2003: Baldwin 904.6 / Georgia 769.3

2004: Baldwin 804.9 / Georgia 749.6

2005: Baldwin 833.6 / Georgia 731.4

2006: Baldwin 853.5 / Georgia 732.6

2007: Baldwin 807.0 / Georgia 724.6

2008: Baldwin 840.0 / Georgia 729.4

2009: Baldwin 892.0 / Georgia 719.1

2010: Baldwin 828.7 / Georgia 719.2

2011: Baldwin 851.0 / Georgia 721.1

2012: Baldwin 798.0 / Georgia 731.9

2013: Baldwin 838.4 / Georgia 752.0

2014: Baldwin 923.6 / Georgia 760.0

2015: Baldwin 934.9 / Georgia 782.2

2016: Baldwin 1,025.6 / Georgia 789.4

2017: Baldwin 1,111.2 / Georgia 797.0

2018: Baldwin 1,086.5 / Georgia 809.3

2019: Baldwin 1,044.8 / Georgia 806.6

2020: Baldwin 1,277.2 / Georgia 962.8

2021: Baldwin 1,459.5 / Georgia 1,040.3

2022: Baldwin 1,187.1 / Georgia 938.6

•••data courtesy of the Georgia Department of Public Health

The average annual death rate in Baldwin County during the five years leading up to COVID (2015-2019) was 1,043. Based on that five-year average, the death rate in Baldwin County in 2020 increased by 23 percent.
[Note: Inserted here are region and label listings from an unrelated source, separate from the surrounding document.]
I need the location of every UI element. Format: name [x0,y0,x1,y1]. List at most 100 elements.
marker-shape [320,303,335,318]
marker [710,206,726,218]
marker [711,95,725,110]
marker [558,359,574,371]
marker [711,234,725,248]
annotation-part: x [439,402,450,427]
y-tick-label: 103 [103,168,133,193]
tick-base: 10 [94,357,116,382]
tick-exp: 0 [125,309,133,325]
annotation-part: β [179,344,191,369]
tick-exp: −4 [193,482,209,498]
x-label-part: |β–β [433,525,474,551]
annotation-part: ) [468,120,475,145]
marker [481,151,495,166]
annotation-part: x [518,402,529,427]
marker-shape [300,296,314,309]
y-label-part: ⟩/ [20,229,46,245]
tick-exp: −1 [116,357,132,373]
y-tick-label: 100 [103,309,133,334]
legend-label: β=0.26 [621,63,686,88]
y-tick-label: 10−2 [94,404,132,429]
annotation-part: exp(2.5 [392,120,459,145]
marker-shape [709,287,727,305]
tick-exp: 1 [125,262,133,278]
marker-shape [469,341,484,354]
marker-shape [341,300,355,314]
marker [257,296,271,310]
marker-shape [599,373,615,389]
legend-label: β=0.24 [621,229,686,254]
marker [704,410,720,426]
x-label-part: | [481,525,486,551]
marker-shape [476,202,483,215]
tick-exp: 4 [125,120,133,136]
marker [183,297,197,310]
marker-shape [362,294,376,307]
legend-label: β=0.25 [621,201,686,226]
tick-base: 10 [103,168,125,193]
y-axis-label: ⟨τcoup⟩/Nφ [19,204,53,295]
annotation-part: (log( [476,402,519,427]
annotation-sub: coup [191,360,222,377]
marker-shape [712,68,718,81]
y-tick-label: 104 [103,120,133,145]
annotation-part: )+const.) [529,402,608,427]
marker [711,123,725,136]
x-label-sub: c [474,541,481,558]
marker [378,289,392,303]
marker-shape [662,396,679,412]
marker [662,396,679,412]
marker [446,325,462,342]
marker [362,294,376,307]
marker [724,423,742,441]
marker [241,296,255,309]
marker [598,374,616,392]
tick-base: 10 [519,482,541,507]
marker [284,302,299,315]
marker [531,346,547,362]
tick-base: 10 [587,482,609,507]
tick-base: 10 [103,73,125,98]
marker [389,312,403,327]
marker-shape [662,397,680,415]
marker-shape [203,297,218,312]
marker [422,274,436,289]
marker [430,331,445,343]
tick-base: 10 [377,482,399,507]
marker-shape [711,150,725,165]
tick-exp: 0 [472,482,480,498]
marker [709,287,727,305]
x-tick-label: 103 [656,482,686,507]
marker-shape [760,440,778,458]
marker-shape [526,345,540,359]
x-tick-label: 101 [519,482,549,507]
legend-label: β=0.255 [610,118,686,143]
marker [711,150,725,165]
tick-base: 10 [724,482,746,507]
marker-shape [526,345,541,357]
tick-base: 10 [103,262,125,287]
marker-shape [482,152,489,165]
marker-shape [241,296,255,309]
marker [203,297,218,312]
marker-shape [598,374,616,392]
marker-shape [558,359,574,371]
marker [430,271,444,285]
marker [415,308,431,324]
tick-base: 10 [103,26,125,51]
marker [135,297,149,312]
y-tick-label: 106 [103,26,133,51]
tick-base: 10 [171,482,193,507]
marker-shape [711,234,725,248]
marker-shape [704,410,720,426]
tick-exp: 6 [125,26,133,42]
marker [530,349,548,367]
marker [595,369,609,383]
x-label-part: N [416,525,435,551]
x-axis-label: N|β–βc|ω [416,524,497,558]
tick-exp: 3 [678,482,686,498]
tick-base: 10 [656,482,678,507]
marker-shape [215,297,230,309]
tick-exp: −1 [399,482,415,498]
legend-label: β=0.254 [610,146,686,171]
In 2021, compared to that previous five-year average, the death rate in Baldwin County increased by 40 percent.

The two-year average death rate in 2020 and 2021 here in Baldwin County, which was basically "the COVID era," was 1,367, which represented a 31 percent increase over the previous five-year average. An increase of 31 percent, regardless someone's opinions of the COVID era, is a significant one.